As discussed previously, there are some missing values in this dataset. Smaller schools have fewer testing students, which leads to that information being suppressed by the authors of the data. This is unfortunate, as the EDA reveals that smaller schools suffer the most from low testing scores. Another limitation is the missing data from 2020 and 2021 due to in-person learning restrictions during the pandemic. Since I am looking at 2022 as the post period, there may be some bounceback from students who fell behind during the pandemic. However, this is not to say that residual effects do not bleed into post-pandemic years. 

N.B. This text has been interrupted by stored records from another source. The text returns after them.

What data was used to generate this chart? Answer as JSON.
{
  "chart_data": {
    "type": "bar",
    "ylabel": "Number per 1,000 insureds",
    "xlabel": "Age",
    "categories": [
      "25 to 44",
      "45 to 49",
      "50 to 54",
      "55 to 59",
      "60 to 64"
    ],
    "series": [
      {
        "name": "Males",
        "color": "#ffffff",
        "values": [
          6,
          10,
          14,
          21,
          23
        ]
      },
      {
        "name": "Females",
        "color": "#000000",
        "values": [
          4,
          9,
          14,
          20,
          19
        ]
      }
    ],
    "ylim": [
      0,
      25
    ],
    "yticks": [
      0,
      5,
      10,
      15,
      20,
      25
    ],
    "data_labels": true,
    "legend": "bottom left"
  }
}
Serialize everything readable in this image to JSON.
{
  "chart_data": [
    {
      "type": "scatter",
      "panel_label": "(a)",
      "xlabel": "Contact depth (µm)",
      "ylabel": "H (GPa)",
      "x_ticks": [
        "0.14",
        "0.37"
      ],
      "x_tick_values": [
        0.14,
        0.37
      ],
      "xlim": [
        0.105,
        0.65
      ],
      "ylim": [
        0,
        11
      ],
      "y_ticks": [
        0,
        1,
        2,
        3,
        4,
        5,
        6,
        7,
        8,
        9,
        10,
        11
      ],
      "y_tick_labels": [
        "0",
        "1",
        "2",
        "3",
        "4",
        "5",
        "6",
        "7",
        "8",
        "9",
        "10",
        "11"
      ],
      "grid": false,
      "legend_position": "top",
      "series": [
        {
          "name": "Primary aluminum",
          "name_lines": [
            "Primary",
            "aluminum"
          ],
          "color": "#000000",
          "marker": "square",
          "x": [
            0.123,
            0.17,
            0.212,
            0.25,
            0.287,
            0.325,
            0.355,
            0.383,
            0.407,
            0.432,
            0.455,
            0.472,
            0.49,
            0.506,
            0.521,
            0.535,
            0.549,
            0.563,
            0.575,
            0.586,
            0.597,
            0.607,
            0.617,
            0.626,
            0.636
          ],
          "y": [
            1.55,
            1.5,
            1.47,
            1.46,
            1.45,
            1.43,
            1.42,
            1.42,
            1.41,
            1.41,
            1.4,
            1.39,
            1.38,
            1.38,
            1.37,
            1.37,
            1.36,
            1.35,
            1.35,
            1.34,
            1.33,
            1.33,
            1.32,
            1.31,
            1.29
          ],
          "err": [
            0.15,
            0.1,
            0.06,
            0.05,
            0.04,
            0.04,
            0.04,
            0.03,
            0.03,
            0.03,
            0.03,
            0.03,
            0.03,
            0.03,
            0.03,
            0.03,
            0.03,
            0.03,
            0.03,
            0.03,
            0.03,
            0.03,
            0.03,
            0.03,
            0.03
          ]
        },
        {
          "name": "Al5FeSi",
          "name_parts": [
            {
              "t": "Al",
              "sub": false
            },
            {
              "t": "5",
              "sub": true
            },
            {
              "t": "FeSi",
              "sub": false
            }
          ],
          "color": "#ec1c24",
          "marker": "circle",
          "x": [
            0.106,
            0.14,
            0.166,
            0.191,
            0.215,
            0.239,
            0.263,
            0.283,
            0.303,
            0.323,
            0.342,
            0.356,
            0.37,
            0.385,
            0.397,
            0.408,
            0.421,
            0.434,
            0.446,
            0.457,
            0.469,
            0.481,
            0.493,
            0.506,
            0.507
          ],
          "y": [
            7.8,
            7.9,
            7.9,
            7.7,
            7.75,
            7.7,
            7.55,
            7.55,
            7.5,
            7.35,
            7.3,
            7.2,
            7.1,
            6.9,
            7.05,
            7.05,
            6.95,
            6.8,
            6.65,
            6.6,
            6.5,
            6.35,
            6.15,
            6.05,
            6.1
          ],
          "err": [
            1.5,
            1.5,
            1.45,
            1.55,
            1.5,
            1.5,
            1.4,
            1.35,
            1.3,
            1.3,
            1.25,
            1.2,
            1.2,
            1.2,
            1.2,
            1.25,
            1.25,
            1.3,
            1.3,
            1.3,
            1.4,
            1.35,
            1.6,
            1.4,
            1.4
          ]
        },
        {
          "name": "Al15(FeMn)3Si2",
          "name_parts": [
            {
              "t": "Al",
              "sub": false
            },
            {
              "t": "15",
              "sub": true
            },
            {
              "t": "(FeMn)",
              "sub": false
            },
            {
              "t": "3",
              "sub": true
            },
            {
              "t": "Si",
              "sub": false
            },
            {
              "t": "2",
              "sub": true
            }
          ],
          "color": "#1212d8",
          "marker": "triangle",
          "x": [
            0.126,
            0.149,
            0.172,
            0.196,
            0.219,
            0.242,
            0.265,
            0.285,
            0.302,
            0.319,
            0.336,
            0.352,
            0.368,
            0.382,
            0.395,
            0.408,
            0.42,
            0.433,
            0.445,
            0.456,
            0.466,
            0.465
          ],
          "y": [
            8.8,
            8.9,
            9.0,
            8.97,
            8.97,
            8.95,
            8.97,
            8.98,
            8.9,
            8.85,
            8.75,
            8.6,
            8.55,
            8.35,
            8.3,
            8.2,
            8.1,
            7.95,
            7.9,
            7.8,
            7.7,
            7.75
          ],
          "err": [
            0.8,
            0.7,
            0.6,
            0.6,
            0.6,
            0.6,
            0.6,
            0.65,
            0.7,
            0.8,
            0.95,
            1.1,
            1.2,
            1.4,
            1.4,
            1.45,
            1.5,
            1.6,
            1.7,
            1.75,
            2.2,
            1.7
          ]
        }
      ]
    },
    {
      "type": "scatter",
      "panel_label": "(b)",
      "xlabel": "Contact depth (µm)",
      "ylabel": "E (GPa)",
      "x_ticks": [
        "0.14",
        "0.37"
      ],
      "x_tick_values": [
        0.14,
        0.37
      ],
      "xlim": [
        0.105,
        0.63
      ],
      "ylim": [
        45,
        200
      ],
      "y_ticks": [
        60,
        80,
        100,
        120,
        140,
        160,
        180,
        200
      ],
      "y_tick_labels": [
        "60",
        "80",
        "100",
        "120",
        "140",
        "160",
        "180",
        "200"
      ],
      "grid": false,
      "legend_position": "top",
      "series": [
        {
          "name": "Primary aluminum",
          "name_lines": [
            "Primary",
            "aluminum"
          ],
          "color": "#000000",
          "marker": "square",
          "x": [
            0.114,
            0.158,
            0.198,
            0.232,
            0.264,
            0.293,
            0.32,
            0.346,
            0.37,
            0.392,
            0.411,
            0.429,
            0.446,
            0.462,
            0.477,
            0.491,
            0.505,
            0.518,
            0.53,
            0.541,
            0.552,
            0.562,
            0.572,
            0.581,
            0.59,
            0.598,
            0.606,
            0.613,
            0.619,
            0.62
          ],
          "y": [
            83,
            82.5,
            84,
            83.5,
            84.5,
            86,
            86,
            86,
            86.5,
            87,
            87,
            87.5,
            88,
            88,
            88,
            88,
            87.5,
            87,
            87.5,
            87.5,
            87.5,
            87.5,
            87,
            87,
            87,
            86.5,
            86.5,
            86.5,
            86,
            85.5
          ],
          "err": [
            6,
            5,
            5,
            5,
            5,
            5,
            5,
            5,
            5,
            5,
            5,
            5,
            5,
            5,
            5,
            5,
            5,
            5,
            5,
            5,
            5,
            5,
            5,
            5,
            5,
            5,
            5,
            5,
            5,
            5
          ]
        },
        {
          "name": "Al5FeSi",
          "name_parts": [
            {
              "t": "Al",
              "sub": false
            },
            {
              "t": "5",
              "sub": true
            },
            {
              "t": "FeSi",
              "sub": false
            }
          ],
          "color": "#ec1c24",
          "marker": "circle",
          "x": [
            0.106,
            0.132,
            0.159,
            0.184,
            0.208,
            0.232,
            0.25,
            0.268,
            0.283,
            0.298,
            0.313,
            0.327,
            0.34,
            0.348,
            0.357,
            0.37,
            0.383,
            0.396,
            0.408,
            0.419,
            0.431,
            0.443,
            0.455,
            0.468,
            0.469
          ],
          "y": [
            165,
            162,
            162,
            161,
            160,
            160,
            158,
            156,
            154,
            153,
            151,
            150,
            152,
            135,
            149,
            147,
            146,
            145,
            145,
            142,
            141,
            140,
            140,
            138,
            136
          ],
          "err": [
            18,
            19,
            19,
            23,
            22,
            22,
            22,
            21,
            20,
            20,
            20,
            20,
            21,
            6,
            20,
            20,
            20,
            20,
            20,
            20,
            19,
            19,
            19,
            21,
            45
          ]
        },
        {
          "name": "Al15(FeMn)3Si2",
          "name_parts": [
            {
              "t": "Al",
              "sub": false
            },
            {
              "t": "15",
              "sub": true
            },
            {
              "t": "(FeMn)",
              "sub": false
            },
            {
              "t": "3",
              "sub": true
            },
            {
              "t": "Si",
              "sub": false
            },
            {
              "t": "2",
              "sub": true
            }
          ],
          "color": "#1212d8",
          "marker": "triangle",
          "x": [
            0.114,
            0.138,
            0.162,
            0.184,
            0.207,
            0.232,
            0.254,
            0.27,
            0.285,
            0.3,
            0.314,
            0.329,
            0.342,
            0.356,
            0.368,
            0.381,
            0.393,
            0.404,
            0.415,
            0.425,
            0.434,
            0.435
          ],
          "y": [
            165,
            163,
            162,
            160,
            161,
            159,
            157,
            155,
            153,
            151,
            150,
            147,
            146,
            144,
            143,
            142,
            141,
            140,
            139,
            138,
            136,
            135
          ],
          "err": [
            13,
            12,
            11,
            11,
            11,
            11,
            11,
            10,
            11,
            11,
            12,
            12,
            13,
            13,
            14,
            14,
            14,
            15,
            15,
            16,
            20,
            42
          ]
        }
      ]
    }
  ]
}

### **Implications for Methods**

The two-way fixed effects difference-in-difference model relies on the parallel trends assumption. In other words, treatment and nontreatment need to have constant, parallel trends in order to satisfy the model conditions. While I have not decided on a way to define my treatment (citywide median, district median, 25% quantile, for scores and/or levels etc.), I am confident in the model and may have to include more fixed effects or interaction terms to combat a potential issue.